Black Diamond homeowners opposing the construction of a gravel pathway in their neighbourhood prompted council to collect more public input before pushing ahead this summer.
During the questions and answer period at Black Diamond’s June 19 council meeting, three women expressed concerns about the Town’s plan to construct a 230-metre-long gravel pathway along a road allowance north of Government Road into the off-leash dog park.
Their concerns, as well as those expressed in a petition with more than two dozens signatures and letters submitted to the Town, address the potential for dogs running at large and defecating on private property, increased traffic and the pathway becoming a permanent access to the off-leash dog park.
“Clearly it’s a sensitive issue,” nearby resident Sandra Sokoloski told council. “Has council considered the impact of loss of vegetation, noise, dog waste and increased presence in the area?”
Sokoloski asked council to consider meeting with affected residents to create a solution that would satisfy everyone.
Resident Mary Stollery, who submitted a letter and spoke to council, asked why the pathway is a higher priority than that of the trails in the dog park, which she described as uneven.
Stollery requested further details about the project, including the environmental impact, and asked that it be delayed until the Town updates its 13-year-old Trails and Pathway Master Plan, in which the project is proposed.
She also asked council what prompted the project to go ahead 13 years later.
Sharlene Brown, chief administrative officer, said the pathway became a priority in the 2019 capital budget due to liability concerns with people using the road right-of-way as a walking trail. It’s currently a well-worn dirt pathway with steep sections.
Brown said the master plan was created in consultation with the public and engineers, but hasn’t been implemented in its entirety due to financial restrictions. The Town is completing pathways little by little, she said.
The master plan lists this particular area as a priority route, she said. The estimated cost is $67,000.
Brown said some trees will be removed to construct the two-metre wide pathway.
As for concerns about off-leash dogs in private areas, Brown said it’s a problem throughout town.
“We have two protective services officers that do patrols,” she said. “Enforcement and signage will go along with that.”

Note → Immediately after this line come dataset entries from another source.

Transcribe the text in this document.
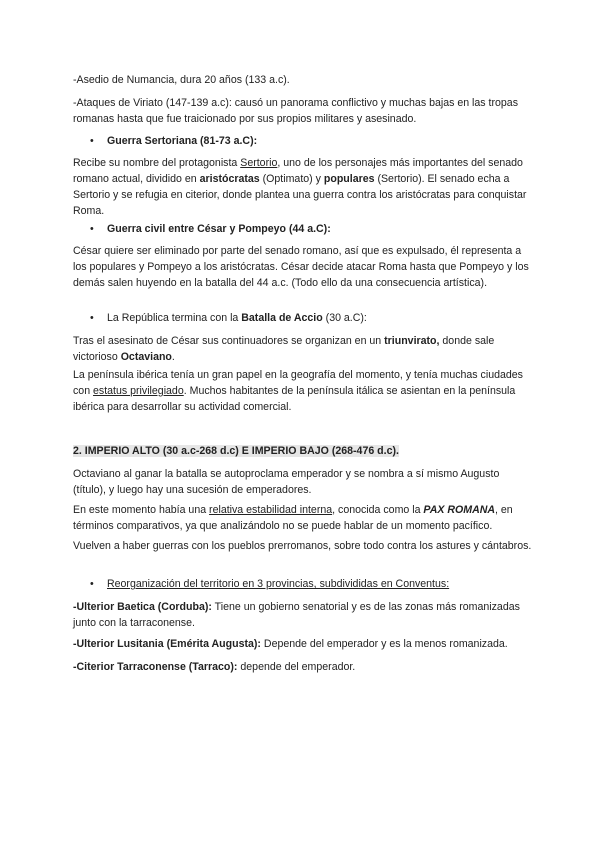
-Asedio de Numancia, dura 20 años (133 a.c).

-Ataques de Viriato (147-139 a.c): causó un panorama conflictivo y muchas bajas en las tropas romanas hasta que fue traicionado por sus propios militares y asesinado.

• Guerra Sertoriana (81-73 a.C):

Recibe su nombre del protagonista Sertorio, uno de los personajes más importantes del senado romano actual, dividido en aristócratas (Optimato) y populares (Sertorio). El senado echa a Sertorio y se refugia en citerior, donde plantea una guerra contra los aristócratas para conquistar Roma.

• Guerra civil entre César y Pompeyo (44 a.C):

César quiere ser eliminado por parte del senado romano, así que es expulsado, él representa a los populares y Pompeyo a los aristócratas. César decide atacar Roma hasta que Pompeyo y los demás salen huyendo en la batalla del 44 a.c. (Todo ello da una consecuencia artística).

• La República termina con la Batalla de Accio (30 a.C):

Tras el asesinato de César sus continuadores se organizan en un triunvirato, donde sale victorioso Octaviano.

La península ibérica tenía un gran papel en la geografía del momento, y tenía muchas ciudades con estatus privilegiado. Muchos habitantes de la península itálica se asientan en la península ibérica para desarrollar su actividad comercial.

2. IMPERIO ALTO (30 a.c-268 d.c) E IMPERIO BAJO (268-476 d.c).

Octaviano al ganar la batalla se autoproclama emperador y se nombra a sí mismo Augusto (título), y luego hay una sucesión de emperadores.

En este momento había una relativa estabilidad interna, conocida como la PAX ROMANA, en términos comparativos, ya que analizándolo no se puede hablar de un momento pacífico.

Vuelven a haber guerras con los pueblos prerromanos, sobre todo contra los astures y cántabros.

• Reorganización del territorio en 3 provincias, subdivididas en Conventus:

-Ulterior Baetica (Corduba): Tiene un gobierno senatorial y es de las zonas más romanizadas junto con la tarraconense.

-Ulterior Lusitania (Emérita Augusta): Depende del emperador y es la menos romanizada.

-Citerior Tarraconense (Tarraco): depende del emperador.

Mayor Ruth Goodwin and parks and recreation manager Les Quinton went door-to-door in the area on May 23, speaking with residents and dropping off notices about the proposed pathway. Goodwin said the responses were positive about the proposed extension of the Town’s primary pathway system.
Coun. Sharon Hart, who has used the existing dirt pathway, called it steep and dangerous with a need for improvement.
“I would like to see a gravel pathway there so it’s nicer to walk down,” she said. “It’s a beautiful area to just walk.”
Coun. Jackie Stickel agreed, saying it would be a great addition to the community.
“It’s a part of the pathway system,” she said. “It gives the citizens of the community a different route to walk, whether they have a dog or not. Yes it goes to the dog park, but you don’t have to have a dog to walk it.”
While council supports the project, councillors agreed to do more public consultation before moving ahead.
“At the very least, I think we should give the residents the opportunity to not just voice their concerns but have some input into the future of their back yard,” said Coun. Veronica Kloiber. “It could be a website survey, but I think the best way to do it is to get the parks and recreation committee out for coffee with some Valley Ridge residents.”
Coun. Daryl Lalonde agreed, suggesting council speak with residents once more before moving ahead.“Let’s see if there’s other ideas,” he said. “A lot of residents weren’t even there when the master plan came out.”
In response to concerns about the pathway becoming a second entrance to the dog park, Lalonde said he doesn’t expect out-of-towners to use it.
Council agreed to post an online survey to get public opinion on the project before bringing it back to its July 23 council meeting.
Stollery said she’s happy with council’s decision and would like to work with council to have more input on her surroundings.
“I would like to look at different options to see what the best thing is for our neighbourhood,” she said. “It would be nice perhaps to have some face-to-face to talk with them.”